We will see how the federal fiscal situation gets handled. I think this will be the biggest factor in how the markets perform, even more important than QE. America is going broke, fast.

Team Zissou
Broseph President Camacho

This is what the Austrian school still has not addressed. The only thing they've done is recycle some old essays by Mises and Rothbard. Even Shostak hasn't analyzed it thoroughly. I'm not qualified to analyze everything downstream and it seems nobody at would either.

Also, don't count on corporate profits going down so long as we're importing a million consumers a year.
Do those consumers have any more disposable income than the natives?

Or is the bulk of them going to be in minimum-wage service sector jobs (if they're even employed) and siphoning off Uncle Sam's boob as well?

I'm even less qualified than anyone here to comment on economics, but I just don't see where the revenue (corporate or government) is going to come from other than firing up the printing press.

If it's true that consumer spending drives a significant portion of the economy (and I'm sure that's a debatable assumption) then that's almost played out as people approach the limit of personal debt they can accumulate to finance their lifestyles and of course they have no savings to fall back on, though to be fair, why save anything with lame-o interest rates and inflation that makes saving anything a fool's game to begin with?

I suppose you could argue productivity increases would buttress things, but I have a feeling we're approaching the limits on "productivity" too, what with both parents working with no time for anything else. There are only so many hours in the day and so much that efficiency can be improved.

While you can't predict game-changing inventions, innovation seems flat over all, limited to improvements in cell phones and software, so I can't see people standing in line for iPhone 7-14 are going to shore up the whole thing.

Speaking of boobs, nice sig picture.

I'm reading about self issued credit. It would solve the problem of the government hyper-inflating the currency.


Paul Grignon, the creator of the popular "Money as Debt" documentaries, joins Economics 101 to discuss his solution for an alternative currency.

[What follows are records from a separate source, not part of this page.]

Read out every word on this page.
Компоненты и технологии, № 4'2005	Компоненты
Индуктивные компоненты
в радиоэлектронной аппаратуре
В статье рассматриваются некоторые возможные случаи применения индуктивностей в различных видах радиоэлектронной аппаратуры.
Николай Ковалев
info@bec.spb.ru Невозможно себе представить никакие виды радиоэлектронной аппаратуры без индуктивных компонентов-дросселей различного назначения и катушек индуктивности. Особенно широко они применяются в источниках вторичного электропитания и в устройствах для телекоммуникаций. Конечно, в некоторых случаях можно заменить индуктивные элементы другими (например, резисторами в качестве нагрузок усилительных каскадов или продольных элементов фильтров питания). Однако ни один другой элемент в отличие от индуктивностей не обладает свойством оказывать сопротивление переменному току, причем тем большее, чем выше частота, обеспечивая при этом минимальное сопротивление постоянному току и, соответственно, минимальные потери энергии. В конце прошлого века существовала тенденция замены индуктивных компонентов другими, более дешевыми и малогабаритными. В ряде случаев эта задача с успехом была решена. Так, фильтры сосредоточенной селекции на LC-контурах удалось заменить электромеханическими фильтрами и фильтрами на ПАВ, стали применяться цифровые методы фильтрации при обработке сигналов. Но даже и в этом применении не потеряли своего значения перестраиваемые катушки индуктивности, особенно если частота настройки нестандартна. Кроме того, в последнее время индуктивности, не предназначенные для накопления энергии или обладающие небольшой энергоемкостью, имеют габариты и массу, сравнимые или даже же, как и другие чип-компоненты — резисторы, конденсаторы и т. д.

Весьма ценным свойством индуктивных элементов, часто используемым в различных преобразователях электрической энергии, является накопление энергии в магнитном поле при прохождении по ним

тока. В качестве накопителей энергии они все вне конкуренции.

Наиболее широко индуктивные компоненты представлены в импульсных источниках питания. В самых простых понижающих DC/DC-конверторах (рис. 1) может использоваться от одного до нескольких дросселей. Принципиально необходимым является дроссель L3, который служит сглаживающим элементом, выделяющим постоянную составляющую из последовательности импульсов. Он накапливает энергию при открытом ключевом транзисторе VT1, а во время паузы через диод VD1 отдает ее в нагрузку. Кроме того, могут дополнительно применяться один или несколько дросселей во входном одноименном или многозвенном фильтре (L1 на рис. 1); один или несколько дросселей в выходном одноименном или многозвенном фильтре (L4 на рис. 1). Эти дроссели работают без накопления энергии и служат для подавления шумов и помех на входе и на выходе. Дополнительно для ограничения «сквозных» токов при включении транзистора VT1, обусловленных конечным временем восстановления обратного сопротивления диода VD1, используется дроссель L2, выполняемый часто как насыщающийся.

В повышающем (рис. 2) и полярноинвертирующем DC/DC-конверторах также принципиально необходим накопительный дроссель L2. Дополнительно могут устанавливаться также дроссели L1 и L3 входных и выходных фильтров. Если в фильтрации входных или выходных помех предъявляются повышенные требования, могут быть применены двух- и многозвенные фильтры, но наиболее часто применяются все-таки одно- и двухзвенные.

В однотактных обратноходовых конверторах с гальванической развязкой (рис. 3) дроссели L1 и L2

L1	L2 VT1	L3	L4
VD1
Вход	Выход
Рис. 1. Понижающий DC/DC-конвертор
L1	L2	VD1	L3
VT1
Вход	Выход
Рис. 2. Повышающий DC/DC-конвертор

Digital Coin operates as a system of unique digital objects that function as self-issued credit. The value of this is measured relative to a "Perpetual Coin" unit of measure and fluctuates based on demand for that individual's goods and services. For much more information on this fascinating idea, please visit the Digital Coin website:

Team Zissou
Corporate America has gotten very good at making money off millions of low-end transactions. Ultimately your instincts are correct though. There's no way the new workforce will match the living standards of the old. Nor will they pay the taxes necessary to support retired engineers, academics, middle-management, etc.

Sweden and Germany in particular may give us a preview of how this sort of thing turns out.